Bosan. Bosan. Netra Bosan. Tadi pagi Ayu cerita tentang Aldi, sekarang Merlin pun demikian. Temannya itu bercerita tentang Aldi juga. Makin sebal rasanya Netra pada Aldi. Netra jadi tidak berselera pada siomaynya lagi.
   
Ya iyalah, secara siomay di piringnya sudah dia habiskan.
   
Netra mencibir, “Apaan sih kalian, Aldi terus yang dibicarakan. Apa bagusnya sih dia?”
   
“Buka mata, buka hati dan buka telinga deh, Net.” Ayu mencubiti pipi Netra gemas. Dasar Netra yang suka cari gara-gara, dia malah menutup mata lalu telinganya.
   
“Nyolot lo, Net. Orang yang nggak suka sama Aldi mending diem, nggak usah protes!” lanjut Indah.
   
Bertepatan dengan berakhirnya kalimat Indah, Aldi datang mendekati Netra. Entah dia datang dari arah mana sehingga hawa manusianya tidak terdeteksi oleh mereka. Jantung Netra, Ayu, Merlin, dan Indah langsung dag dig dug duer.
   
Trio Aldi fever menjadi deg-degan karena pangeran pujaannya ada di jarak kurang dari satu meter dari mereka. Sedangkan Netra deg-degan karena khawatir Aldi mendengar pembicaraan mereka. Bagaimanapun Netra tidak ingin Aldi memergoki Netra sedang membicarakannya. Ih, Netra jadi bergidik ngeri membayangkan apa yang akan Aldi pikirkan.
   
Aldi berhenti tepat di samping Netra. Dengan takut-takut, Netra mengangkat kepalanya untuk menatap wajah Aldi.
   
“Net, nanti ada rapat OSIS sepulang sekolah,” kata Aldi.
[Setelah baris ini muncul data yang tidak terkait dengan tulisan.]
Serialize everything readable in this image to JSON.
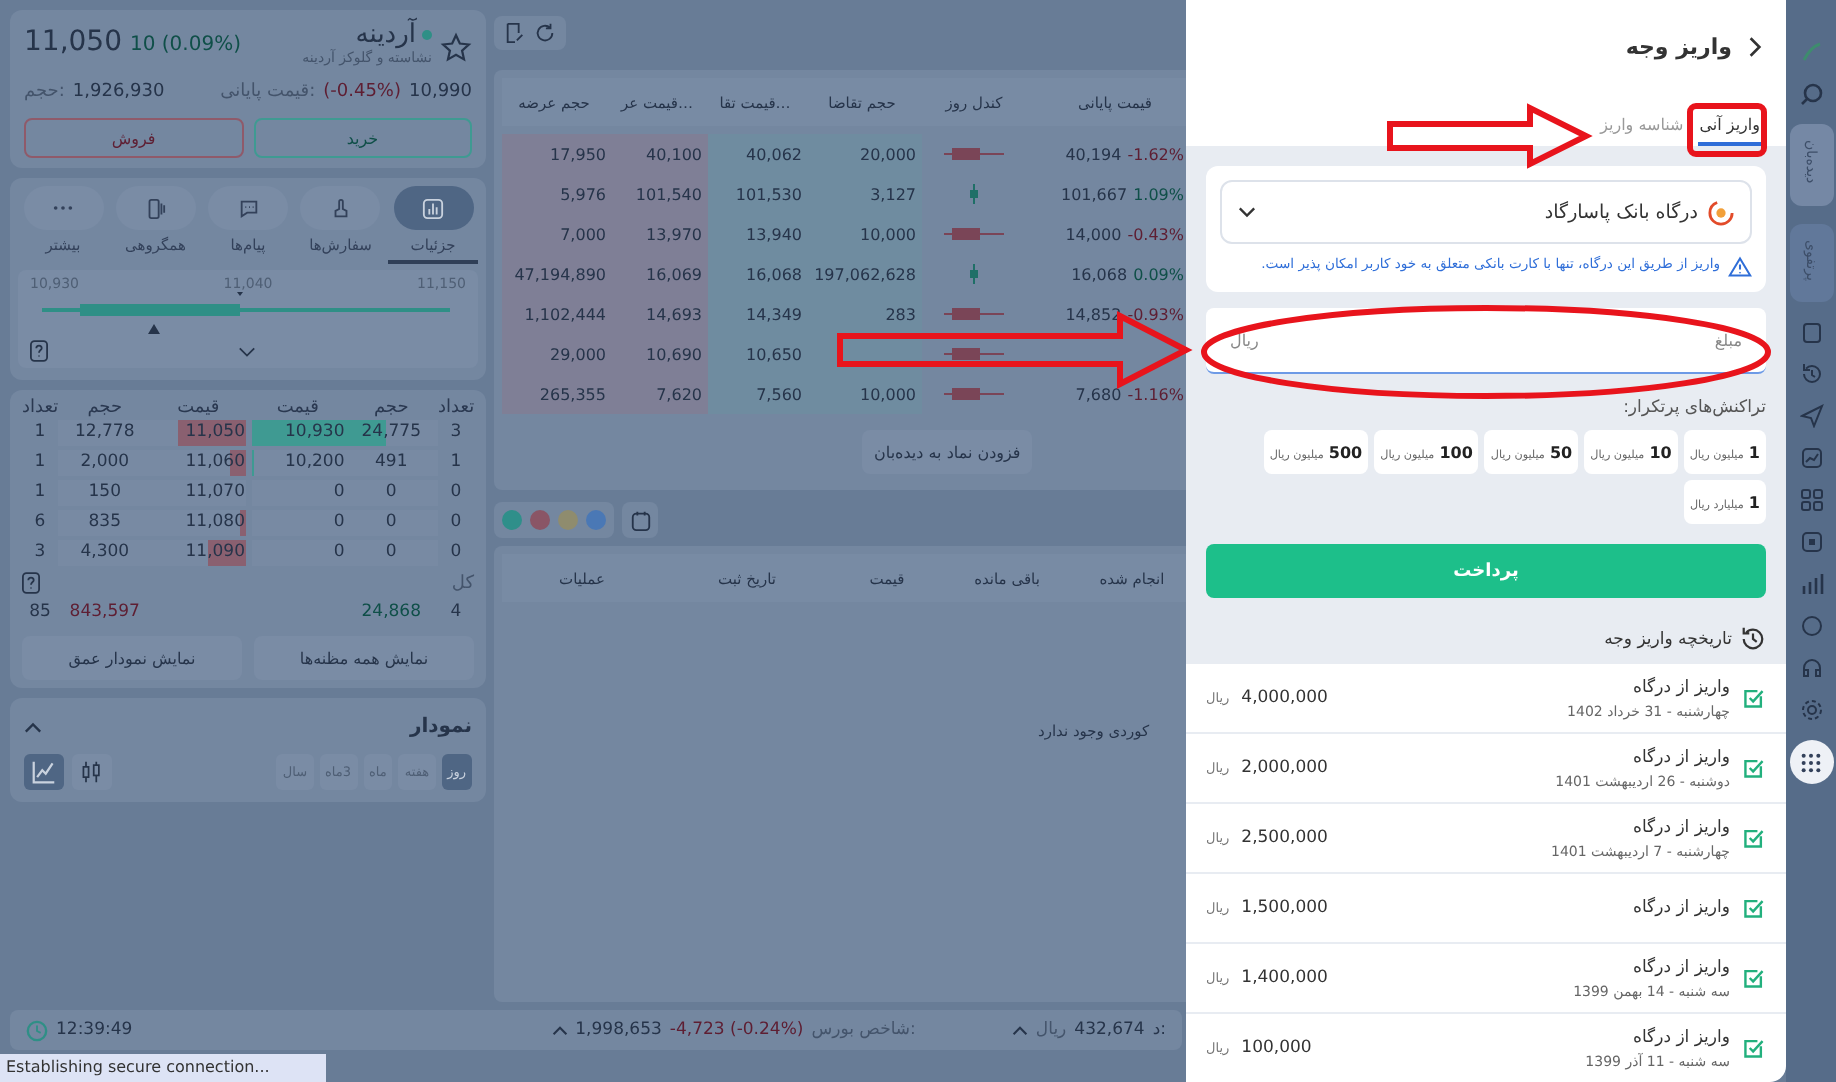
{
  "symbol": {
    "name": "آردینه",
    "subtitle": "نشاسته و گلوکز آردینه",
    "price": "11,050",
    "change": "10 (0.09%)",
    "close_label": "قیمت پایانی:",
    "close_price": "10,990",
    "close_change": "(-0.45%)",
    "volume_label": "حجم:",
    "volume": "1,926,930",
    "buy_button": "خرید",
    "sell_button": "فروش"
  },
  "detail_tabs": [
    {
      "label": "جزئیات",
      "kind": "details",
      "selected": true
    },
    {
      "label": "سفارش‌ها",
      "kind": "orders",
      "selected": false
    },
    {
      "label": "پیام‌ها",
      "kind": "messages",
      "selected": false
    },
    {
      "label": "همگروهی",
      "kind": "peers",
      "selected": false
    },
    {
      "label": "بیشتر",
      "kind": "more",
      "selected": false
    }
  ],
  "range": {
    "low": "10,930",
    "mid": "11,040",
    "high": "11,150"
  },
  "order_book": {
    "buy_headers": [
      "تعداد",
      "حجم",
      "قیمت"
    ],
    "sell_headers": [
      "قیمت",
      "حجم",
      "تعداد"
    ],
    "rows": [
      {
        "buy": {
          "count": "3",
          "volume": "24,775",
          "price": "10,930",
          "level": 0.72
        },
        "sell": {
          "price": "11,050",
          "volume": "12,778",
          "count": "1",
          "level": 0.36
        }
      },
      {
        "buy": {
          "count": "1",
          "volume": "491",
          "price": "10,200",
          "level": 0.01
        },
        "sell": {
          "price": "11,060",
          "volume": "2,000",
          "count": "1",
          "level": 0.08
        }
      },
      {
        "buy": {
          "count": "0",
          "volume": "0",
          "price": "0"
        },
        "sell": {
          "price": "11,070",
          "volume": "150",
          "count": "1"
        }
      },
      {
        "buy": {
          "count": "0",
          "volume": "0",
          "price": "0"
        },
        "sell": {
          "price": "11,080",
          "volume": "835",
          "count": "6",
          "level": 0.03
        }
      },
      {
        "buy": {
          "count": "0",
          "volume": "0",
          "price": "0"
        },
        "sell": {
          "price": "11,090",
          "volume": "4,300",
          "count": "3",
          "level": 0.2
        }
      }
    ],
    "total_label": "کل",
    "buy_total_count": "4",
    "buy_total_volume": "24,868",
    "sell_total_volume": "843,597",
    "sell_total_count": "85",
    "all_quotes_button": "نمایش همه مظنه‌ها",
    "depth_chart_button": "نمایش نمودار عمق"
  },
  "chart_card": {
    "title": "نمودار",
    "periods": [
      {
        "label": "روز",
        "selected": true
      },
      {
        "label": "هفته",
        "selected": false
      },
      {
        "label": "ماه",
        "selected": false
      },
      {
        "label": "3ماه",
        "selected": false
      },
      {
        "label": "سال",
        "selected": false
      }
    ],
    "views": [
      {
        "kind": "line",
        "selected": true
      },
      {
        "kind": "candles",
        "selected": false
      }
    ]
  },
  "watchlist": {
    "columns": [
      "قیمت پایانی",
      "کندل روز",
      "حجم تقاضا",
      "قیمت تقا…",
      "قیمت عر…",
      "حجم عرضه"
    ],
    "rows": [
      {
        "last_price": "40,194",
        "change": "-1.62%",
        "kind": "down",
        "bid_volume": "20,000",
        "bid_price": "40,062",
        "ask_price": "40,100",
        "ask_volume": "17,950"
      },
      {
        "last_price": "101,667",
        "change": "1.09%",
        "kind": "up",
        "bid_volume": "3,127",
        "bid_price": "101,530",
        "ask_price": "101,540",
        "ask_volume": "5,976"
      },
      {
        "last_price": "14,000",
        "change": "-0.43%",
        "kind": "down",
        "bid_volume": "10,000",
        "bid_price": "13,940",
        "ask_price": "13,970",
        "ask_volume": "7,000"
      },
      {
        "last_price": "16,068",
        "change": "0.09%",
        "kind": "up",
        "bid_volume": "197,062,628",
        "bid_price": "16,068",
        "ask_price": "16,069",
        "ask_volume": "47,194,890"
      },
      {
        "last_price": "14,852",
        "change": "-0.93%",
        "kind": "down",
        "bid_volume": "283",
        "bid_price": "14,349",
        "ask_price": "14,693",
        "ask_volume": "1,102,444"
      },
      {
        "kind": "down",
        "bid_price": "10,650",
        "ask_price": "10,690",
        "ask_volume": "29,000"
      },
      {
        "last_price": "7,680",
        "change": "-1.16%",
        "kind": "down",
        "bid_volume": "10,000",
        "bid_price": "7,560",
        "ask_price": "7,620",
        "ask_volume": "265,355"
      }
    ],
    "add_button": "فزودن نماد به دیده‌بان"
  },
  "orders": {
    "filters": [
      {
        "color": "#2f8f8a"
      },
      {
        "color": "#8a5566"
      },
      {
        "color": "#8f8c6e"
      },
      {
        "color": "#4a78b5"
      }
    ],
    "columns": [
      "انجام شده",
      "باقی مانده",
      "قیمت",
      "تاریخ ثبت",
      "عملیات"
    ],
    "empty_message": "کوردی وجود ندارد"
  },
  "status_bar": {
    "time": "12:39:49",
    "index_value": "1,998,653",
    "index_change": "-4,723 (-0.24%)",
    "index_label": "شاخص بورس:",
    "balance_label": "د:",
    "balance": "432,674",
    "balance_unit": "ریال"
  },
  "deposit": {
    "title": "واریز وجه",
    "tabs": [
      {
        "label": "واریز آنی",
        "selected": true
      },
      {
        "label": "شناسه واریز",
        "selected": false
      }
    ],
    "gateway": "درگاه بانک پاسارگاد",
    "warning": "واریز از طریق این درگاه، تنها با کارت بانکی متعلق به خود کاربر امکان پذیر است.",
    "amount_placeholder": "مبلغ",
    "amount_unit": "ریال",
    "presets_label": "تراکنش‌های پرتکرار:",
    "presets": [
      {
        "amount": "1",
        "unit": "میلیون ریال"
      },
      {
        "amount": "10",
        "unit": "میلیون ریال"
      },
      {
        "amount": "50",
        "unit": "میلیون ریال"
      },
      {
        "amount": "100",
        "unit": "میلیون ریال"
      },
      {
        "amount": "500",
        "unit": "میلیون ریال"
      },
      {
        "amount": "1",
        "unit": "میلیارد ریال"
      }
    ],
    "pay_button": "پرداخت",
    "history_title": "تاریخچه واریز وجه",
    "history": [
      {
        "title": "واریز از درگاه",
        "date": "چهارشنبه - 31 خرداد 1402",
        "amount": "4,000,000",
        "unit": "ریال",
        "done": true
      },
      {
        "title": "واریز از درگاه",
        "date": "دوشنبه - 26 اردیبهشت 1401",
        "amount": "2,000,000",
        "unit": "ریال",
        "done": true
      },
      {
        "title": "واریز از درگاه",
        "date": "چهارشنبه - 7 اردیبهشت 1401",
        "amount": "2,500,000",
        "unit": "ریال",
        "done": true
      },
      {
        "title": "واریز از درگاه",
        "amount": "1,500,000",
        "unit": "ریال",
        "done": true
      },
      {
        "title": "واریز از درگاه",
        "date": "سه شنبه - 14 بهمن 1399",
        "amount": "1,400,000",
        "unit": "ریال",
        "done": true
      },
      {
        "title": "واریز از درگاه",
        "date": "سه شنبه - 11 آذر 1399",
        "amount": "100,000",
        "unit": "ریال",
        "done": true
      }
    ]
  },
  "side_tabs": [
    {
      "label": "دیده‌بان",
      "selected": true
    },
    {
      "label": "پرتفوی",
      "selected": false
    }
  ],
  "browser_status": "Establishing secure connection..."
}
Ternyata Aldi mendatanginya secara langsung untuk memberikan informasi itu.
   
Lalu pria itu pergi begitu saja tanpa menunggu jawaban Netra. Ih, sombongnya, gerutu Netra dalam hati.
   
Ketiga temannya mengembuskan napas panjang. Nampaknya ketiganya tadi tengah menahan napas ketika Aldi datang.
   
“Uh ... suaranya bikin meleleh.”
   
Netra menggerutu. Dia meraih minuman kalengnya lalu meremas kaleng itu saking sebalnya. Namun, sayang sekali. Kaleng yang diremas dengan penuh tenaga itu tetap utuh. Kalau saat ini Netra ada di dunia komik pastilah kaleng tersebut sudah hancur menjadi dua dan isinya muncrat ke muka ketiga temannya.
   
Belum reda emosi Netra, ponselnya bergetar. Ada pesan yang masuk, Netra membukanya.

    Aldi : Oya, kasih tau ke anggota lain kalau nanti ada rapat OSIS.

   
Netra menggeram kesal. See?
   
Lihat sendiri kan?
   
Ketua OSIS kurang kerjaan. Ngapain dia harus nyamperin gue ke kantin kalau akhirnya SMS juga? Mau nampang di depan fans-nya, hah? Biar dibilang bijaksana, cool, dan mempesona? Dasar tukang tebar pesona!